Die ukrainische Armee verhinderte nach eigenen Angaben einen Einmarsch der russischen Truppen in die Hauptstadt. Es gebe aber Kämpfe mit russischen "Sabotagegruppen". Bürgermeister Klitschko verhängte deshalb eine vollständige Ausgangsssperre bis zunächst Montagmorgen. Zivilisten, die dennoch auf den Straßen seien, würden "als Mitglieder von Sabotagegruppen des Feindes betrachtet".
Der U-Bahn-Verkehr in Kiew wurde vollständig eingestellt, die U-Bahnhöfe dienen nun als Schutzräume für die Einwohner. Zahlreiche Menschen suchen dort bereits seit Tagen Zuflucht vor den russischen Raketenangriffen.
Präsident Selenskyj zeigte sich weiter kämpferisch. "Ich bin hier. Wir werden unsere Waffen nicht niederlegen. Wir werden unseren Staat verteidigen", sagte er in einer Videobotschaft.
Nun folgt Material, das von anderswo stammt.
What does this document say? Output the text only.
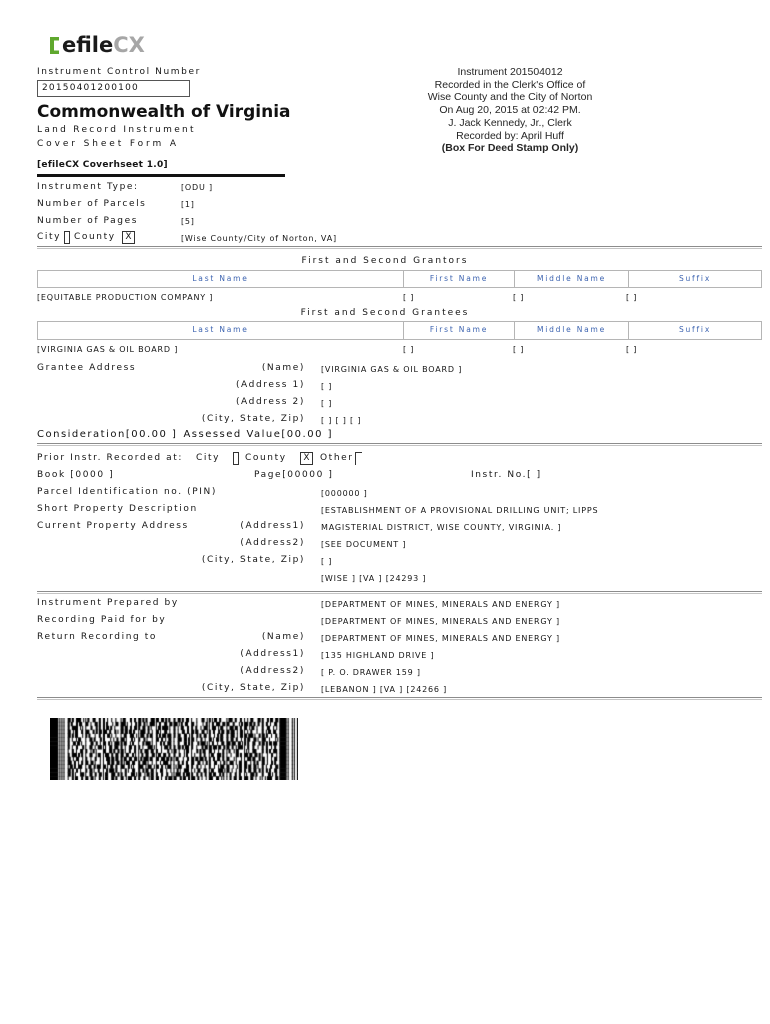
efile CX
Instrument Control Number
20150401200100
Commonwealth of Virginia
Land Record Instrument
Cover Sheet Form A
[efileCX Coverhseet 1.0]
Instrument 201504012
Recorded in the Clerk's Office of
Wise County and the City of Norton
On Aug 20, 2015 at 02:42 PM.
J. Jack Kennedy, Jr., Clerk
Recorded by: April Huff
(Box For Deed Stamp Only)
Instrument Type:	[ODU ]
Number of Parcels	[1]
Number of Pages	[5]
City County	X	[Wise County/City of Norton, VA]
First and Second Grantors
Last Name	First Name	Middle Name	Suffix
[EQUITABLE PRODUCTION COMPANY ]	[ ]	[ ]	[ ]
First and Second Grantees
Last Name	First Name	Middle Name	Suffix
[VIRGINIA GAS & OIL BOARD ]	[ ]	[ ]	[ ]
Grantee Address	(Name) [VIRGINIA GAS & OIL BOARD ]
(Address 1) [ ]
(Address 2) [ ]
(City, State, Zip) [ ] [ ] [ ]
Consideration[00.00 ] Assessed Value[00.00 ]
Prior Instr. Recorded at: City	County	X	Other
Book [0000 ]	Page[00000 ]	Instr. No.[ ]
Parcel Identification no. (PIN)	[000000 ]
Short Property Description	[ESTABLISHMENT OF A PROVISIONAL DRILLING UNIT; LIPPS
Current Property Address	(Address1) MAGISTERIAL DISTRICT, WISE COUNTY, VIRGINIA. ]
(Address2) [SEE DOCUMENT ]
(City, State, Zip) [ ]
[WISE ] [VA ] [24293 ]
Instrument Prepared by	[DEPARTMENT OF MINES, MINERALS AND ENERGY ]
Recording Paid for by	[DEPARTMENT OF MINES, MINERALS AND ENERGY ]
Return Recording to	(Name) [DEPARTMENT OF MINES, MINERALS AND ENERGY ]
(Address1) [135 HIGHLAND DRIVE ]
(Address2) [ P. O. DRAWER 159 ]
(City, State, Zip) [LEBANON ] [VA ] [24266 ]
Die ukrainische Armee wehre "feindliche Angriffe erfolgreich" ab.
"Wir haben Anzeichen dafür, dass die Russen zunehmend frustriert sind über den mangelnden Fortschritt während der vergangenen 24 Stunden, vor allem im Norden der Ukraine", sagte ein Vertreter des US-Verteidigungsministeriums. US-Verteidigungsminister Antony Blinken kündigte weitere Militärhilfe im Umfang von 350 Millionen Dollar an. Laut Pentagon-Informationen sind inzwischen rund 50 Prozent der 150.000 Soldaten umfassenden russischen Invasionstruppen in der Ukraine.
Nach ukrainischen Angaben wurden seit Beginn des russischen Angriffskriegs 198 Zivilisten getötet, darunter drei Kinder. Mehr als 1100 weitere Menschen wurden demnach verletzt.
Russlands Großangriff auf die Ukraine hatte am Donnerstagmorgen begonnen und weltweit für Entsetzen gesorgt. Die EU, Großbritannien und die USA verhängten neue Sanktionen gegen Russland - auch gegen Kreml-Chef Putin und seinen Außenminister Sergej Lawrow persönlich. Die Nato beschloss einen deutlichen Ausbau ihrer Präsenz an der Ostflanke.
Polen hat nach Regierungsangaben seit Beginn der russischen Invasion am Donnerstagmorgen bereits 115.000 Flüchtlinge aus der Ukraine aufgenommen. Zehntausende weitere Menschen sind innerhalb des Landes auf der Flucht vor den Kämpfen.